Don’t judge an employee by their social media? That’s like the old saying: Don’t judge a book by its cover. Get real. Everyone does it. We make decisions based on how a person dresses, acts, eats, drinks, presents themselves generally. And rightly so – these are conscious decisions reflecting a person’s view of themselves and the world.
Social media is simply another tool which individuals can use to present themselves – and which others will use to judge them.
Social media: a valuable HR tool
Reasonable employers won’t take a candidate’s disability or race into account when evaluating their ability to do the job. But they still need ways to evaluate a potential employee’s ability to do the job. And social media is a valuable tool in this evaluation – for employer and applicant both. An April 2012 survey by CareerBuilder suggests that 37 percent of US employers use social media to screen job applicants. I’m surprised it’s not higher – it will be soon.
Employers: cut to the chase, says Kriss Dunn in his Five New Rules of Using Social Media to Evaluate Candidates. “You can’t afford not to Google a candidate,” or check their social media profiles. If he or she is not a good fit for the company, better find out before you hire. And really, if a candidate doesn’t have good enough judgement to filter what they share about themselves online… then you can’t trust them with your company’s reputation.
Social media helps good candidates shine
Employees and job-searchers: social media is another place where you can shine over other candidates. Where your competitors for a job are posting drunken photos of themselves in dirty nightclubs with dirty men (and women), you can reveal yourself, over time, as an intelligent, articulate and well-rounded individual through your social media presence. If you’re not intelligent, articulate and well-rounded, then, well, sorry – you lose.
Watch your spelling, advises Matt Ryan in How to Appear More Employable in Social Media.
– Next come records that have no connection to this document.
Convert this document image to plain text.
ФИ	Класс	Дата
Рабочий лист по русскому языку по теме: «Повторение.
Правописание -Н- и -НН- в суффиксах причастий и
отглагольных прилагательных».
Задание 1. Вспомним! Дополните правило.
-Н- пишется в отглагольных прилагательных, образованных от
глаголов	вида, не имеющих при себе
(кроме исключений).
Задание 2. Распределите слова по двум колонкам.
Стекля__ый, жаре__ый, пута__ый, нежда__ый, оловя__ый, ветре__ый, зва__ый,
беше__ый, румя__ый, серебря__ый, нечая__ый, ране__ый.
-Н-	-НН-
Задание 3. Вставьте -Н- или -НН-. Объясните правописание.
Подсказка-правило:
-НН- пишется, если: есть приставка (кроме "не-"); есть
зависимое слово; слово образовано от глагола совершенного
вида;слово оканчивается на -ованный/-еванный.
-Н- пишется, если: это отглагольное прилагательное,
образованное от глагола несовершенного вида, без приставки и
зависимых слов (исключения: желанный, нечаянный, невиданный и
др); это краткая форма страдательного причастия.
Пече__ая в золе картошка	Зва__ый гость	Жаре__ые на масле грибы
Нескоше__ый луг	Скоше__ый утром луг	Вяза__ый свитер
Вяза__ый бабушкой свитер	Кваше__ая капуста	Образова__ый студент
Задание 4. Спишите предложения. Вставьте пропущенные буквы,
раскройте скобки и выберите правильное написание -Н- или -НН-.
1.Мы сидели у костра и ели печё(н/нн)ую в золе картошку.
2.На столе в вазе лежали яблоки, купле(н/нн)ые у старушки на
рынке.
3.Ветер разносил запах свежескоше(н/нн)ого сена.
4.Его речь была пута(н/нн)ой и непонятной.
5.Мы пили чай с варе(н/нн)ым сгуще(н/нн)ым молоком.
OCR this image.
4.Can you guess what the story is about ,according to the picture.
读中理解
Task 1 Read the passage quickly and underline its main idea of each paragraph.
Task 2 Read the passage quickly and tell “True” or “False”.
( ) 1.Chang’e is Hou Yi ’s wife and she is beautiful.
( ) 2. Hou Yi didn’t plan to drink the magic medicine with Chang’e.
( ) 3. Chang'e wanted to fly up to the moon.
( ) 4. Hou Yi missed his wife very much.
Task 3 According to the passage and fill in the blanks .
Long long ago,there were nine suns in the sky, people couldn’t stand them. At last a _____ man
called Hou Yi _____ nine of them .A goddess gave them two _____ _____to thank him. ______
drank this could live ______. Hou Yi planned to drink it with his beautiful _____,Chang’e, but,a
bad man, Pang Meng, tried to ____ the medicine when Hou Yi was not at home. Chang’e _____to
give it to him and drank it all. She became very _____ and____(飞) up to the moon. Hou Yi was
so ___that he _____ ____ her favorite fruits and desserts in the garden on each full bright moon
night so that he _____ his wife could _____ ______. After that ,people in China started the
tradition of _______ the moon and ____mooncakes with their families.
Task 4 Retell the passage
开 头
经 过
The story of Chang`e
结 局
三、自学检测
Avoid the party photos, stay off social media during work, avoid risky conversations in public forums and do your best to present yourself as a well-rounded professional. It’s not rocket science.
Privacy in a public forum?
Social media is now, as Saikat Basu points out, a valuable, often official part of the hiring process. We all polish our LinkedIn profiles and hope that potential employers review these. Some of us even send a link to them in place of a traditional CV. So why is LinkedIn fair game and other social media profiles off-limits? Those who shout “privacy” want to have their cake and eat it.
Social media has made the world a more open place. It reveals more about a candidate than their strict academic qualifications and work experience. That can only be a positive thing. Companies don’t hire robots, they hire people – and they often hire people for their personality and drive as much as for their college degrees and careers.
And they hire them for their work ethic. A candidate who complains openly about his or her boss in a public social media forum – or who is constantly Facebooking during office hours – is a bad egg and has only him or herself to blame when this is revealed.
Fairness and clarity in social media for HR
But let’s be open about it.
Employers should use professional screening companies such as Social Intelligence to help ensure a more well-rounded picture than a simple Google search or Facebook scan. They should ask potential employees to explain any strange behavior or reputation-damaging photos or information that pop up online. Perhaps it’s a case of mistaken identity. Perhaps there’s a reasonable explanation.
Protect your reputation
Employees and job-seekers, you should be aware what information is available about you online. Search your name on various search engines, with location data if you need to narrow the field. Check image results as well as websites. Run a scan on Reputation.com. Check your privacy settings on all social media profiles.
If there’s something dodgy, you can try to get rid of it. If you can’t, at least you’ll be prepared.
So give companies access to your social media profiles. But clean them up first, and make an effort to appear, over time, the kind of person who will make a good employee as well as a good friend and member of society.
Ethics and legality are not the same thing. I believe it is ethically justified – indeed helpful to everyone involved – to use public social media profiles to help evaluate the suitability of an individual for a job.
The legality of social media screening is under dispute, however, as Thomas Ahearn explains in The Examiner. In the land of lawsuits, companies should be wary of using data gleaned from social media profiles and timelines to judge a prospective employee, whether formally or informally. Issues of discrimination and privacy may bubble up – sweet for lawyers, painful for everyone else.
We shall no doubt see some more lawsuits in this vein. With any luck, they will help clear the air so we can discuss these issues openly in the media and in political and legal forums. Both employers and employees have the right to know where they stand. Meanwhile, everyone cover your backs.